2: Place the two cups of sugar, cup of brown sugar, 1/4 cup golden syrup, 1/2 cup water and teaspoon of vinegar into a large heavy-based saucepan and cook over a low heat for about fifteen minutes, stirring constantly without letting it bubble up, until the sugar is entirely dissolved, or near enough. You’ll see it on the back of your spoon — it’ll look clear and shiny rather than gritty — and you should be able to feel it as you stir as well.
3: Once the sugar is dissolved, turn up the heat and let the sugar mixture boil, without stirring, for three minutes. The second three minutes are up, remove the pan from the heat, and once the bubbles have subsided, throw in the chopped chocolate and stir energetically.
4: Once the chocolate has entirely melted and incorporated and the mixture has thickened considerably, let it sit for ten minutes to cool a little. While this is happening, roughly chop the 1/2 cup of roasted salted cashews and boil the jug for the water. Stir the cashews into the saucepan along with the 1/4 cup boiling water — the chocolate mixture will go from quite dry and crumbly to shiny again — and drop tablespoons of the mixture onto baking trays lined with baking paper. Sprinkle over a little salt and, if you like, shake a little dehydrated plum powder (or any other red fruit, plum is just what I had in the cupboard) through a sieve over the chocolate candies.
Allow the candies to cool and firm up, then store them in an airtight container in the fridge. Makes around 30 – 35.
American Teen by Ethel Cain, a fitting song to go with this recipe. Whether its an indictment of my age or just the fact that I genuinely prefer very old music, I’ve hit a point where I struggle to care about or resonate with much of anything that hasn’t already existed for many years, but this song broke through my walls and defences.

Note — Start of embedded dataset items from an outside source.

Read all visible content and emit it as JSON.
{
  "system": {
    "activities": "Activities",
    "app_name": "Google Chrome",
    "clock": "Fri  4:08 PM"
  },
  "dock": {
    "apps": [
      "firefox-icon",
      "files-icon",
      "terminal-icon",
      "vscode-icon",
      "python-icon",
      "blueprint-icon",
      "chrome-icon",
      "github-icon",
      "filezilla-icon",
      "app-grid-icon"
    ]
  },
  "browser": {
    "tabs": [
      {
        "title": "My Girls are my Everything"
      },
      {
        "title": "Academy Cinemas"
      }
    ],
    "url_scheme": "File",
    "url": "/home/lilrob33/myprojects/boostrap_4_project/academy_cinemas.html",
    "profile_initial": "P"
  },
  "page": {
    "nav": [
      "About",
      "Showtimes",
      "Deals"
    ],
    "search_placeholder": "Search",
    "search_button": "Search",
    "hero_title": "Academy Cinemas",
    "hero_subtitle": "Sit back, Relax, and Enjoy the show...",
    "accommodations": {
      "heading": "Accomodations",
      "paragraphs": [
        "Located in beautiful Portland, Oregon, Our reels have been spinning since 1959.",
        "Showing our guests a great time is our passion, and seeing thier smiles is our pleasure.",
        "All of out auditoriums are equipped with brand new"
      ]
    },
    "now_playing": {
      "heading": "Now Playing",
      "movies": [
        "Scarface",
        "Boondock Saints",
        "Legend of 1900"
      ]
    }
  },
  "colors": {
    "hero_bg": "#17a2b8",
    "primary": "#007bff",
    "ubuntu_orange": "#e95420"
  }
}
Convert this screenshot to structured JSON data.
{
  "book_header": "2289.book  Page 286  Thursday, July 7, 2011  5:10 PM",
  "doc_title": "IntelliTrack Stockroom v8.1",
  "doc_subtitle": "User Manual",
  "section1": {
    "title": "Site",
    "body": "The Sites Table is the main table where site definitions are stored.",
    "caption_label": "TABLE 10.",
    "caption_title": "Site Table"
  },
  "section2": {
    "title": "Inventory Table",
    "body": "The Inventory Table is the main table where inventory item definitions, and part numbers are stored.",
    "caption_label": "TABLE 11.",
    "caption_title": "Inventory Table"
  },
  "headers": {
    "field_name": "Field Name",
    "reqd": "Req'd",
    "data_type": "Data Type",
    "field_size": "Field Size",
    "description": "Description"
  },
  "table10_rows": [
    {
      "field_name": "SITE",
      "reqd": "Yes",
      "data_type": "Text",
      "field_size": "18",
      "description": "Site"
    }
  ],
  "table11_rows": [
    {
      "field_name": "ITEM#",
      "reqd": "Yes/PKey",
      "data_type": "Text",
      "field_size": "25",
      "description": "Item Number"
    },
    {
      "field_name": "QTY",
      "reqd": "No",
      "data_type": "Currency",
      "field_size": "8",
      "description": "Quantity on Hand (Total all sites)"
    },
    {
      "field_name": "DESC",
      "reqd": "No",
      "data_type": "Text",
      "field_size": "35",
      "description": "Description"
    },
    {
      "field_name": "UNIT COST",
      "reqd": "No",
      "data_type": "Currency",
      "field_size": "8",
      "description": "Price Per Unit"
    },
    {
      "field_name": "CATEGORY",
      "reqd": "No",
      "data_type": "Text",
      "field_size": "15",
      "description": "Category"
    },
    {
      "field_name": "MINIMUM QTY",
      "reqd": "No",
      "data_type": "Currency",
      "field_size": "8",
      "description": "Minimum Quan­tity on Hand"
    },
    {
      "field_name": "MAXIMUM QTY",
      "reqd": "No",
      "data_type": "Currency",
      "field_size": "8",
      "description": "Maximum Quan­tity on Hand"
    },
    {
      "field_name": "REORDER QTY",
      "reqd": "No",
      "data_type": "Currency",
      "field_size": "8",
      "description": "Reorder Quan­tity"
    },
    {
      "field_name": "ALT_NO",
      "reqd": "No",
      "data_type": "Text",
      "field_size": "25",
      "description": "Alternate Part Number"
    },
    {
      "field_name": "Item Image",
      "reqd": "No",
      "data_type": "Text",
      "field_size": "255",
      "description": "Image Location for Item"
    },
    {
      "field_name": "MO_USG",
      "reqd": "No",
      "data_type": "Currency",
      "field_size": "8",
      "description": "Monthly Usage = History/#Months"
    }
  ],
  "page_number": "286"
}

Possibly because it has a distinct 1994-ish energy, but probably because it’s wildly beautiful and exhilarating with the kind of lively guitar riffs that make you want to raise a can of Pepsi-cola up a flagpole and salute it.
The Nitty Gritty by Shirley Ellis, the way this song perambulates and syncopates is so immensely satisfying, as is Ellis’ gorgeous voice, though little is as satisfying as the ludicrously sincere dancing in the video with it, I highly recommend clicking through.
(Birds Fly) Whisper to a Scream by Icicle Works, just the song you want playing as you run through concrete back alleys in the rain wearing a scratchy wool jumper while charmingly and cinematically coming of age circa 1983. Those drums — those drums!!